Location
- Country: Germany
- State: North Rhine-Westphalia

Physical characteristics
- • location: Arnsberg forest
- • elevation: 532 m (1,745 ft)
- • location: Heve
- • coordinates: 51°25′14″N 8°17′16″E﻿ / ﻿51.4205°N 8.2878°E
- • elevation: 375 m (1,230 ft)
- Basin size: 5.3 km^{2} (2.0 sq mi)

Basin features
- Progression: Heve→ Möhne→ Ruhr→ Rhine→ North Sea

= Bermecke (Heve) =

River in Germany

Bermecke is a stream in North Rhine-Westphalia, Germany. It is a left tributary of the river Heve.

== Geography ==
The stream originates in the Arnsberg forest, north of the main ridge, at an elevation of 532 m above sea level. The source area is located about 4.1 km north of Meschede, on the border of the town of Warstein. The stream initially flows north-west along the town border. After a distance of about 1.4 km, the stream turns and runs in a northeasterly direction.

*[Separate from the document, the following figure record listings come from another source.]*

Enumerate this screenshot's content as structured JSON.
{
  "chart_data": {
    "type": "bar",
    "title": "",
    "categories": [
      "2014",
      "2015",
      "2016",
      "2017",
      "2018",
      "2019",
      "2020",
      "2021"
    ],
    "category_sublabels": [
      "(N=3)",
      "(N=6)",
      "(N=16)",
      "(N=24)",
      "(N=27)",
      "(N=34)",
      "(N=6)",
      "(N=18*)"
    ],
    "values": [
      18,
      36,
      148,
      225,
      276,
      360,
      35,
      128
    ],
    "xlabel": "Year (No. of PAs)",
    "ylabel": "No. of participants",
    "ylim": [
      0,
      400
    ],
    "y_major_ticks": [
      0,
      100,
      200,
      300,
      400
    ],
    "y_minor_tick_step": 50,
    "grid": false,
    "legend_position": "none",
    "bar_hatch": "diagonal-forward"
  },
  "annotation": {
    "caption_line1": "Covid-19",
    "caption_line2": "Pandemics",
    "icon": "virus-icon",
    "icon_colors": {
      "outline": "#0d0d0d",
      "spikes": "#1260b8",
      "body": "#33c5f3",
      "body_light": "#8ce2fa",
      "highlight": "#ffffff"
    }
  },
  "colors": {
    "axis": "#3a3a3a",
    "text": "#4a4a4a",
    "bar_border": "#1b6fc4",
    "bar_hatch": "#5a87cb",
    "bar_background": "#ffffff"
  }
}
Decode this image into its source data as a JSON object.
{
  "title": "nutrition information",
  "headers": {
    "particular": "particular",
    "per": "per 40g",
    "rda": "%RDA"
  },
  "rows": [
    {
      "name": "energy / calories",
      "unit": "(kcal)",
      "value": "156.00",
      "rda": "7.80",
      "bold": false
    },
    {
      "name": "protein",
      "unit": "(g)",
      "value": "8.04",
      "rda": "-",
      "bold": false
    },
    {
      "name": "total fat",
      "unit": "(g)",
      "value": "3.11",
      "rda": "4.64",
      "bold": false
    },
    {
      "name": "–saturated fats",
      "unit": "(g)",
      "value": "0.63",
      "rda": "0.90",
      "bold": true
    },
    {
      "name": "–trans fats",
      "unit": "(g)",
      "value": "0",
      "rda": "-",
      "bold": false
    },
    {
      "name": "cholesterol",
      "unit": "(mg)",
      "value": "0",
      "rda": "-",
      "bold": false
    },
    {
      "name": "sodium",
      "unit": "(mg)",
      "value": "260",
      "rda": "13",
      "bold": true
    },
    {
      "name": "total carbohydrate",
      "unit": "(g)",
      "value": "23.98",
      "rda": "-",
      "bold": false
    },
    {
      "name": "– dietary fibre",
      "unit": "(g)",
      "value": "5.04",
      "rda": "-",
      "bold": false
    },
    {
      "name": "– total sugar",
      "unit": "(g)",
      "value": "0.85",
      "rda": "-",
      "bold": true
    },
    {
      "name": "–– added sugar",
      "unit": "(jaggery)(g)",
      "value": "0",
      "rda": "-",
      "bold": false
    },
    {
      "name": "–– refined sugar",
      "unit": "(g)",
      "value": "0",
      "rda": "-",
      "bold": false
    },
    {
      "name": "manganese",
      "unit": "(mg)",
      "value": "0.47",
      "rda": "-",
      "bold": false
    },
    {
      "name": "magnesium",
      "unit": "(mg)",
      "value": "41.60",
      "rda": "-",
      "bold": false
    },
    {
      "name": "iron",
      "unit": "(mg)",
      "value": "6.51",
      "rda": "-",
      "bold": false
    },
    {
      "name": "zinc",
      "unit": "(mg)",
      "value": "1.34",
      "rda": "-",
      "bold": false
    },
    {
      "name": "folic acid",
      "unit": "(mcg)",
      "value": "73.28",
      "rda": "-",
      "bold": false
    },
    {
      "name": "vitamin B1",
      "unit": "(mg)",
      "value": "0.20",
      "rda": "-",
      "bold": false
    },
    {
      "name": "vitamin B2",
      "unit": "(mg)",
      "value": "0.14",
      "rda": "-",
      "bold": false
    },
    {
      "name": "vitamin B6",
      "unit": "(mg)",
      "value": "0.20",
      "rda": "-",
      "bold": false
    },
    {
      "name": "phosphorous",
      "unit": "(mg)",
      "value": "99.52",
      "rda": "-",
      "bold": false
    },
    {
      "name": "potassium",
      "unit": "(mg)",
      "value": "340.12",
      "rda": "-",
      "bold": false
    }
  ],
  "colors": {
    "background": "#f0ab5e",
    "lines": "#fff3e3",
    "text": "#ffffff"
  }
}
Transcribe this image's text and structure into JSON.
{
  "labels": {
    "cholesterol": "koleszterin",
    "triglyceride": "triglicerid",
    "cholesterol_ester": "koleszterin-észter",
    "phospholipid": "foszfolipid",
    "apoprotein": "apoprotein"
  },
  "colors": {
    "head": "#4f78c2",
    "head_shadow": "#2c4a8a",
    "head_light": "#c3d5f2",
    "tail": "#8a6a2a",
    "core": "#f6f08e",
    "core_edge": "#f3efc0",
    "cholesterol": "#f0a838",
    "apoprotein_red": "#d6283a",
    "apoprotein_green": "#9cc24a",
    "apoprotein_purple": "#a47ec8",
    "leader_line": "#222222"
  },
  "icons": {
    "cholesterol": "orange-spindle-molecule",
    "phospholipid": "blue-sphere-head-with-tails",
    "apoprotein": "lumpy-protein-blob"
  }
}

The Bermecke joins the Bache (the upper course of the Heve) southeast of Warstein-Hirschberg at about 375 m above sea level.

With an overall vertical drop of 170 m, the average bed slope is 36.2%. The approximately 5.3 km2 drainage basin is drained by the Bache, Möhne, Ruhr and Rhine to the North Sea.